Professeur de physique et directeur du Brasilia Astronomy Club, Ricardo Melo ajoute que, jusque-là, on croyait que les techniques utilisées par les Babyloniens avaient émergé au XIVe siècle, en Europe, avec l'introduction du théorème de la vitesse moyenne mertonienne. La proposition stipule que, lorsqu'un corps est soumis à une seule accélération constante non nulle dans la même direction de mouvement, sa vitesse varie uniformément, linéairement, au fil du temps. Nous l'appelons mouvement uniformément varié. Le déplacement peut être calculé à l'aide de la moyenne arithmétique des modules de vitesse à l'instant initial et final des mesures, multipliée par l'intervalle de temps qu'a duré l'événement ; décrit le physique.

"C'est là que réside le grand point fort de l'étude" poursuit Ricardo Melo. Les Babyloniens se sont rendu compte que l'aire de ce trapèze était directement liée au déplacement de Jupiter. « Une véritable démonstration que le niveau d'abstraction de la pensée mathématique à cette époque, dans cette civilisation, était bien au-delà de ce que nous supposions » dit l'expert. Il précise que, pour faciliter la visualisation de ces faits, un système d'axes de coordonnées (plan cartésien) est utilisé, qui n'a été décrit par René Descartes et Pierre de Fermat qu'au XVIIe siècle.

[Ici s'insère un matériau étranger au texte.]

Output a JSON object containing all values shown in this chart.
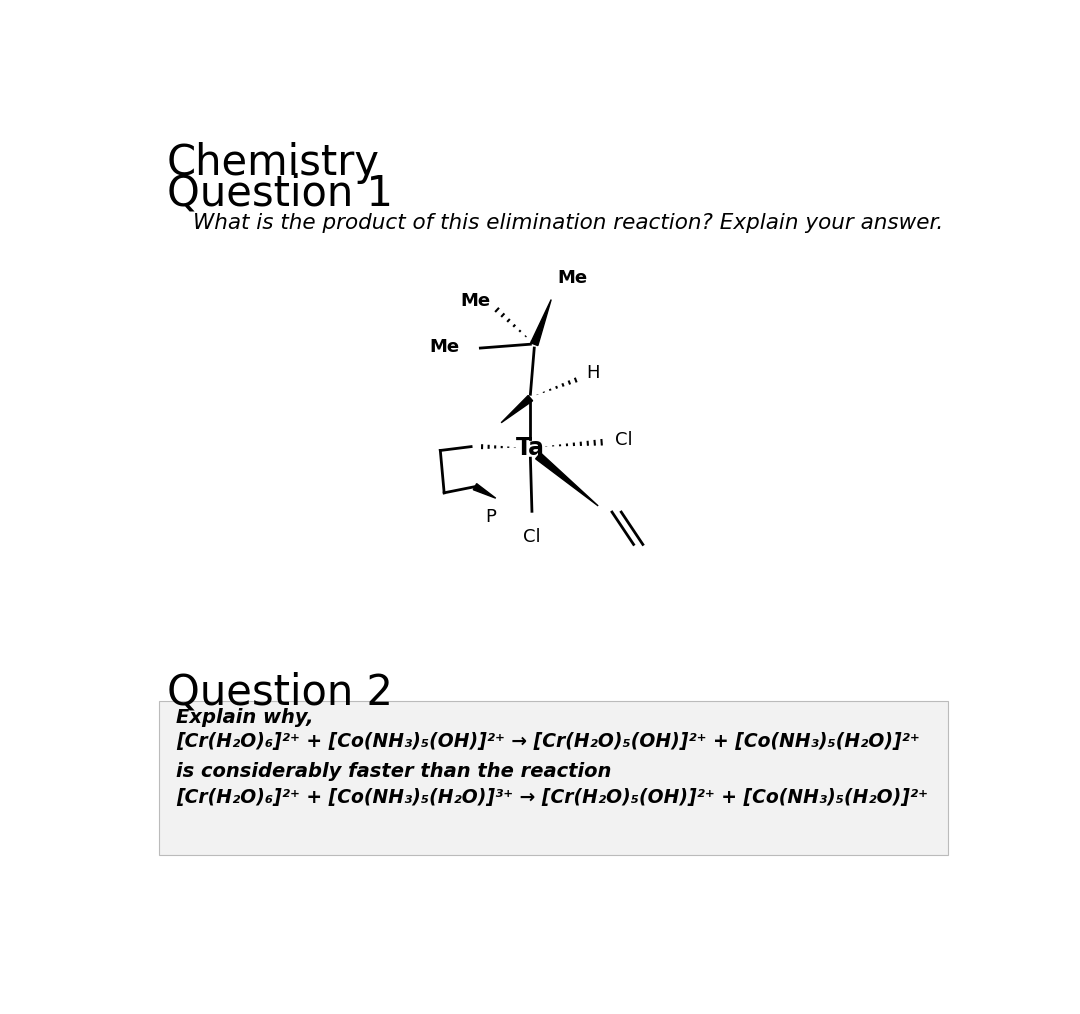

Ainsi, dit Melo, même s'ils n'ont pas utilisé cet instrument mathématique, les Babyloniens ont réussi à faire une grande démonstration de dextérité mathématique. « En résumé : le calcul de la surface du trapèze comme moyen de déterminer le déplacement de Jupiter allait bien au-delà de la géométrie grecque, qui ne concernait que les formes géométriques, car il crée un espace mathématique abstrait comme moyen de décrire le monde dans lequel nous vivons. . " Bien que le professeur ne pense pas que les découvertes puissent interférer directement avec les connaissances mathématiques actuelles, elles révèlent comment les connaissances ont été perdues dans le temps jusqu'à ce qu'elles soient reconstruites de manière indépendante entre 14 et 17 siècles plus tard.

Mathieu Ossendrijver partage la même réflexion : « La culture babylonienne a disparu en 100 après JC et les inscriptions cunéiformes ont été oubliées. La langue est morte et leur religion s'est éteinte. Autrement dit : toute une culture qui a existé pendant 3,000 ans est terminée, ainsi que les connaissances acquises. Seule une petite partie a été récupérée par les Grecs » note l'auteur. Pour Ricardo Melo, ce fait soulève des questions. À quoi ressemblerait notre civilisation aujourd'hui si les connaissances scientifiques de l'Antiquité avaient été préservées et transmises aux générations suivantes ? Notre monde serait-il plus avancé technologiquement ? Notre civilisation aurait-elle survécu à une telle avancée ? Il y a une multitude de questions que l'on peut poser à l'enseignant pour des raisons.

Ce type de géométrie apparaît dans les documents médiévaux d'Angleterre et de France datant d'environ 1350 après JC. L'un d'eux a été trouvé à Oxford, en Angleterre. « Les gens apprenaient à calculer la distance parcourue par un corps qui accélère ou décélère. Ils ont développé une expression et montré qu'il faut faire la moyenne de la vitesse. Cela a ensuite été multiplié par le temps pour obtenir la distance. Au même moment, quelque part à Paris, Nicole Oresme découvre la même chose et fait même du graphisme. C'est-à-dire qu'il a conçu la vitesse" explique Mathieu Ossendrijver.

« Avant, nous ne savions pas comment les Babyloniens utilisaient la géométrie, les graphiques et les chiffres en astronomie. Nous savions qu'ils faisaient cela avec les mathématiques. (…) La nouveauté est que nous savons qu'ils ont appliqué la géométrie pour calculer les positions des planètes » a cité Mathieu Ossendrijver, Astro-archéologue.